Pero ¡qué lecciones de fe para hacer fuerte al débil en Jueces 6, 7 y 8! Aun así, el pueblo nunca estuvo en un estado moral
más bajo. Y ello salió a la luz así, abiertamente, cuando Gedeón murió; y la retribución cayó sobre Abimelec y los hombres
de Siquem (Jueces 9).
Después,
tal como leemos en Jueces 10, vino Tola, y Jair con sus treinta hijos; pero cuando Israel se sumergió en la adoración de no
solamente otros dioses, sino de los dioses de los Filisteos y los Amonitas, Jehová los entregó en manos de esos pueblos vecinos;
y el clamor de ellos surgió, y Su alma se angustió por la miseria de ellos. Jefté (Jueces 11), el despreciado, llegó a ser
el líder de ellos, sobre quien estaba el Espíritu de Jehová; y Amón fue sometido. Pero los altivos hombres de Efraín (Jueces
12), a quienes Gedeón respondió gentilmente (Jueces 8), encontraron un juez más severo en el Galaadita; después del cual vinieron
Ibzán, Elón y Abdón (Jueces 12).
Una reincidencia
peor trajo un castigo severo y más cercano de parte de los Filisteos. Aquí, por tanto, el libertador fue un Nazareo: separación
a Jehová era la condición de misericordia adecuada. Sin embargo, Sansón era bastante débil moralmente, y su obra fue más individual,
y más bien de destreza física, que en cualquier caso anterior.

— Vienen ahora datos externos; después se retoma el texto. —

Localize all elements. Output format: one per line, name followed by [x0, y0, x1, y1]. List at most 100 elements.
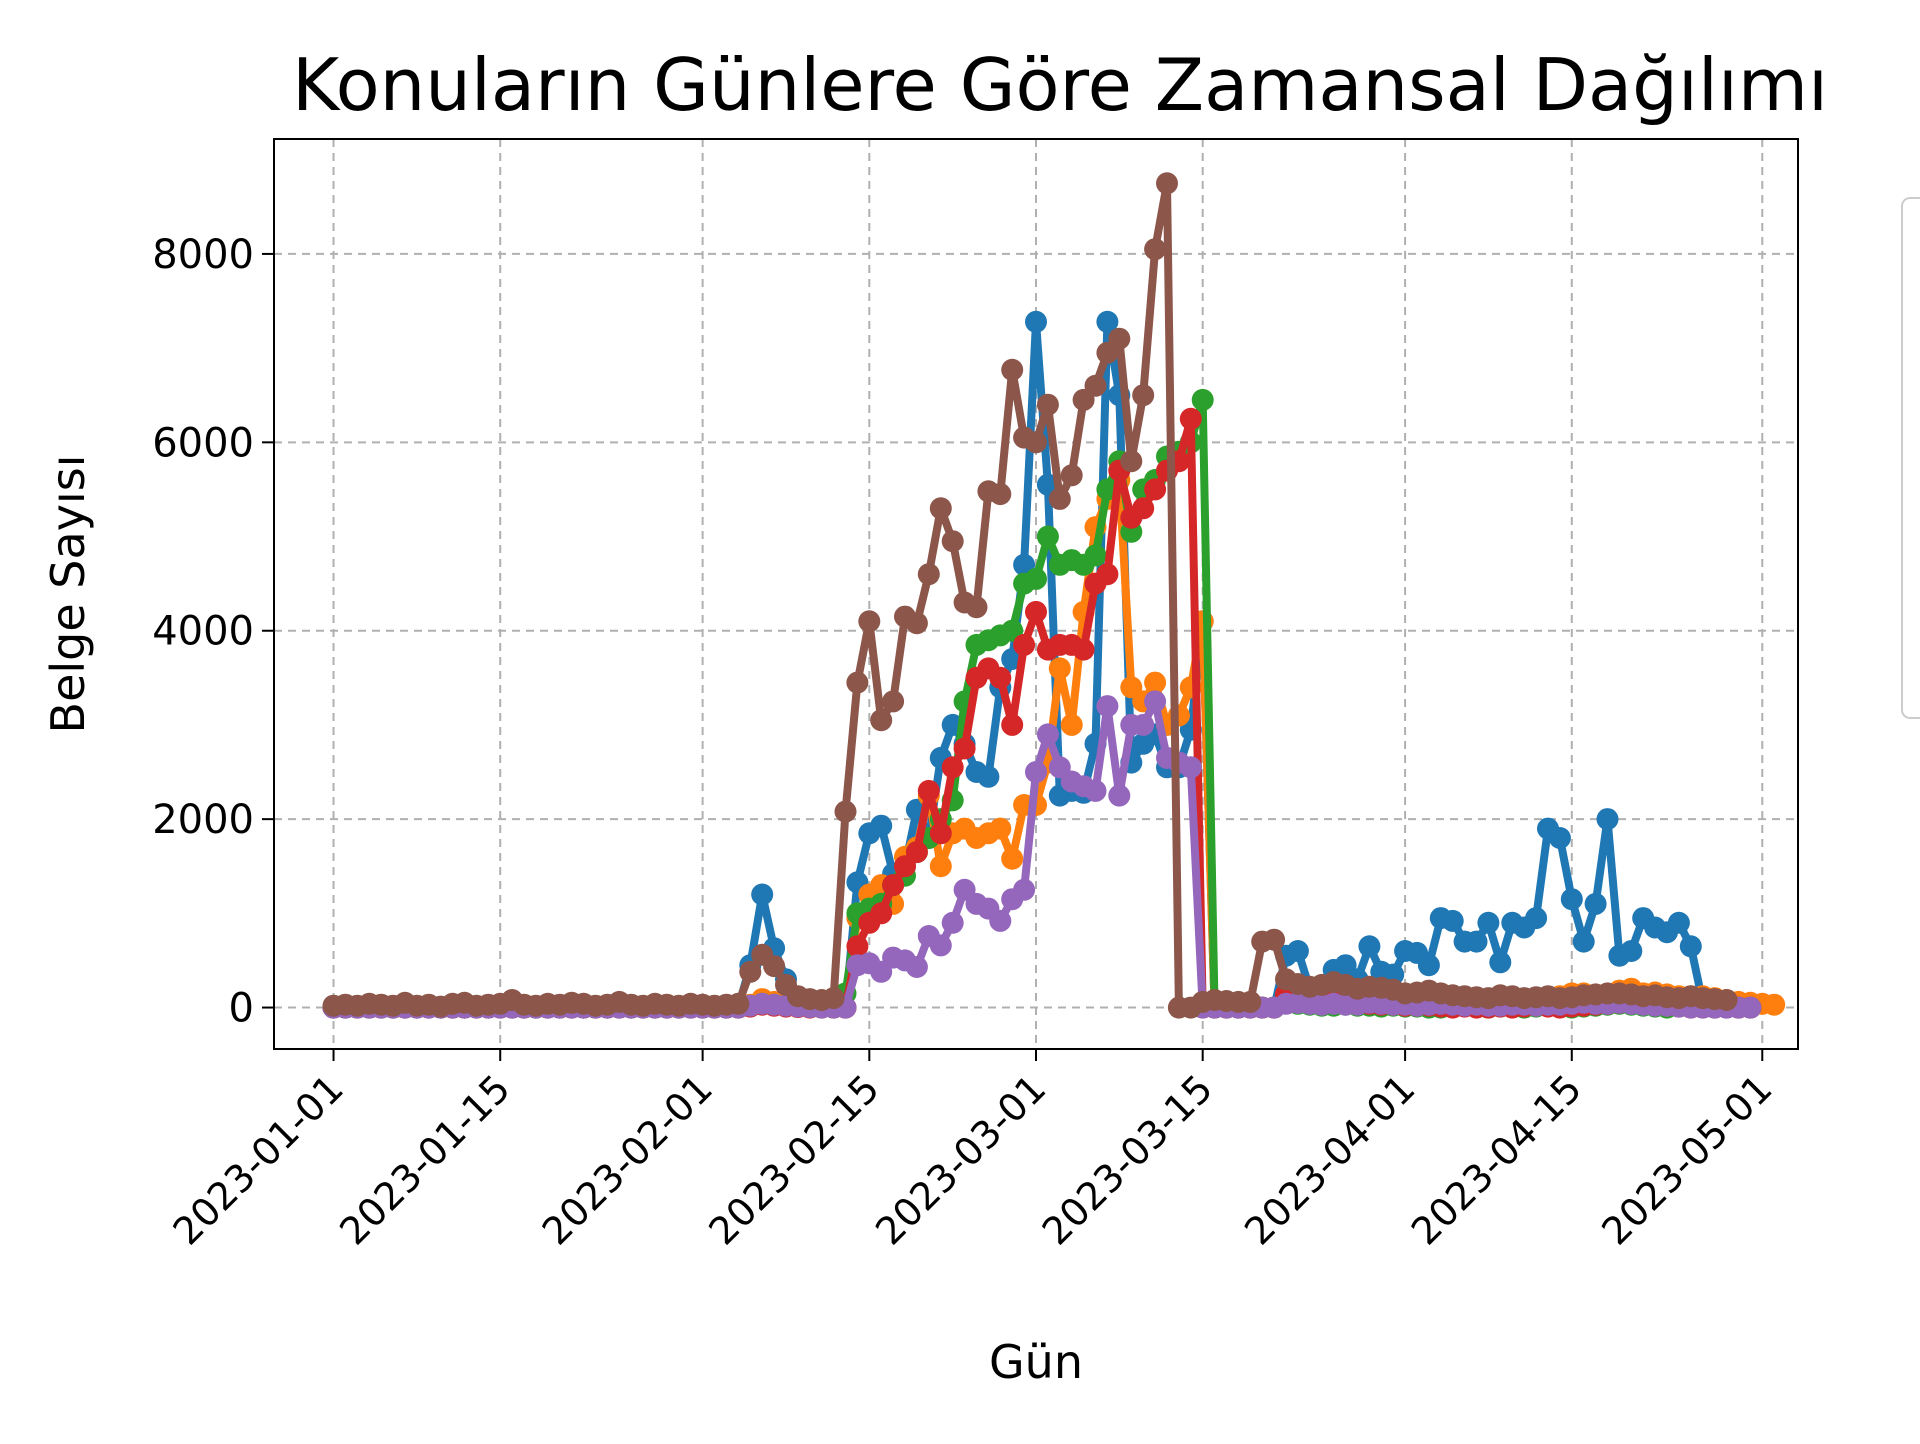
data-point — [1013, 633, 1036, 656]
data-point — [1489, 951, 1512, 974]
data-point — [870, 902, 893, 925]
data-point — [989, 483, 1012, 506]
data-point — [1025, 600, 1047, 623]
data-point — [1132, 713, 1155, 736]
data-point — [929, 855, 952, 878]
data-point — [1417, 954, 1440, 977]
data-point — [1025, 431, 1047, 454]
data-point — [1286, 940, 1309, 962]
data-point — [989, 817, 1012, 840]
data-point — [941, 530, 964, 553]
data-point — [882, 874, 905, 897]
x-axis-label: Gün — [989, 1335, 1083, 1389]
data-point — [989, 666, 1012, 689]
data-point — [1156, 172, 1178, 195]
y-tick-label: 8000 — [152, 232, 254, 278]
data-point — [870, 709, 893, 732]
data-point — [965, 596, 988, 619]
data-point — [929, 934, 952, 957]
data-point — [751, 883, 774, 906]
y-axis: 0 2000 4000 6000 8000 — [152, 232, 274, 1032]
data-point — [941, 911, 964, 934]
legend-frame — [1901, 197, 1920, 719]
data-point — [1084, 779, 1107, 802]
data-point — [727, 992, 750, 1015]
data-point — [1572, 930, 1595, 953]
data-point — [989, 909, 1012, 932]
data-point — [1108, 784, 1131, 807]
y-tick-label: 6000 — [152, 420, 254, 466]
data-point — [1263, 928, 1286, 951]
data-point — [763, 955, 786, 978]
data-point — [1132, 497, 1155, 520]
data-point — [1679, 935, 1702, 958]
data-point — [953, 737, 976, 760]
legend — [1901, 197, 1920, 719]
data-point — [822, 987, 845, 1010]
y-tick-label: 0 — [229, 986, 254, 1032]
data-point — [1715, 989, 1738, 1011]
data-point — [905, 841, 928, 864]
data-point — [846, 671, 869, 694]
data-point — [1096, 310, 1119, 333]
data-point — [1441, 909, 1464, 932]
data-point — [1179, 407, 1202, 430]
data-point — [1036, 393, 1059, 416]
data-point — [1001, 358, 1024, 381]
data-point — [858, 610, 881, 633]
data-point — [1025, 567, 1047, 590]
data-point — [1048, 657, 1071, 680]
data-point — [1048, 487, 1071, 510]
data-point — [1108, 327, 1131, 350]
data-point — [1084, 544, 1107, 567]
data-point — [1013, 878, 1036, 901]
data-point — [1525, 907, 1548, 930]
y-axis-label: Belge Sayısı — [41, 455, 95, 734]
data-point — [941, 756, 964, 779]
data-point — [1548, 827, 1571, 849]
data-point — [1096, 695, 1119, 718]
data-point — [739, 960, 762, 983]
data-point — [929, 497, 952, 520]
data-point — [1025, 310, 1047, 333]
data-point — [1465, 930, 1488, 953]
data-point — [1358, 935, 1381, 958]
data-point — [870, 814, 893, 837]
data-point — [1584, 892, 1607, 915]
series-6 — [322, 172, 1738, 1019]
data-point — [1060, 713, 1083, 736]
data-point — [1096, 563, 1119, 586]
data-point — [1667, 911, 1690, 934]
data-point — [1144, 478, 1167, 501]
data-point — [1191, 388, 1214, 411]
data-point — [1739, 996, 1762, 1019]
data-point — [977, 765, 1000, 788]
data-point — [1144, 238, 1167, 261]
y-tick-label: 4000 — [152, 609, 254, 655]
data-point — [929, 822, 952, 845]
data-point — [905, 956, 928, 978]
data-point — [917, 779, 940, 802]
data-point — [1025, 761, 1047, 783]
y-tick-label: 2000 — [152, 797, 254, 843]
data-point — [1060, 464, 1083, 487]
data-point — [882, 690, 905, 713]
data-point — [917, 563, 940, 586]
data-point — [1132, 384, 1155, 407]
data-point — [1144, 671, 1167, 694]
data-point — [1036, 723, 1059, 746]
data-point — [905, 612, 928, 635]
data-point — [1120, 450, 1143, 473]
data-point — [834, 800, 857, 823]
data-point — [1001, 847, 1024, 870]
data-point — [1596, 808, 1619, 831]
data-point — [1477, 911, 1500, 934]
data-point — [1001, 713, 1024, 736]
data-point — [846, 935, 869, 958]
data-point — [1560, 888, 1583, 911]
data-point — [1620, 940, 1643, 962]
data-point — [1072, 638, 1095, 661]
data-point — [1084, 374, 1107, 397]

Su fuerza consistía en mantener el secreto de Jehová; y cuando
él renunció a él vilmente, él llegó a ser como otro hombre por un momento, perdió su visión, hasta que Dios visitó la vanagloria
de los Filisteos con un desastre, mediante sus manos, mayor en su muerte que las victorias de su vida (Jueces 13 al 16).
El relato
de Micaía en Jueces 17 y 18, no está en orden cronológico, pero se presenta aquí después de la historia, para poner en descubierto
la anarquía en asuntos religiosos que prevalecía en los días de los jueces; al igual que el relato en Jueces 19 al 21 nos
permite ver la espantosa desmoralización en aquellos días, y las calamidades que ello trajo sobre Israel, cuando Benjamín
casi fue extinguido como tribu. ¡Cuán maravillosa la gracia que sacó provecho de la vergüenza de ellos, tanto en juicio propio
de parte de Dios, como en recuperación del afecto fraternal! ¿Quién sino Él mismo podía levantar, o habría levantado, así
completamente el velo de sobre Su pueblo para siempre?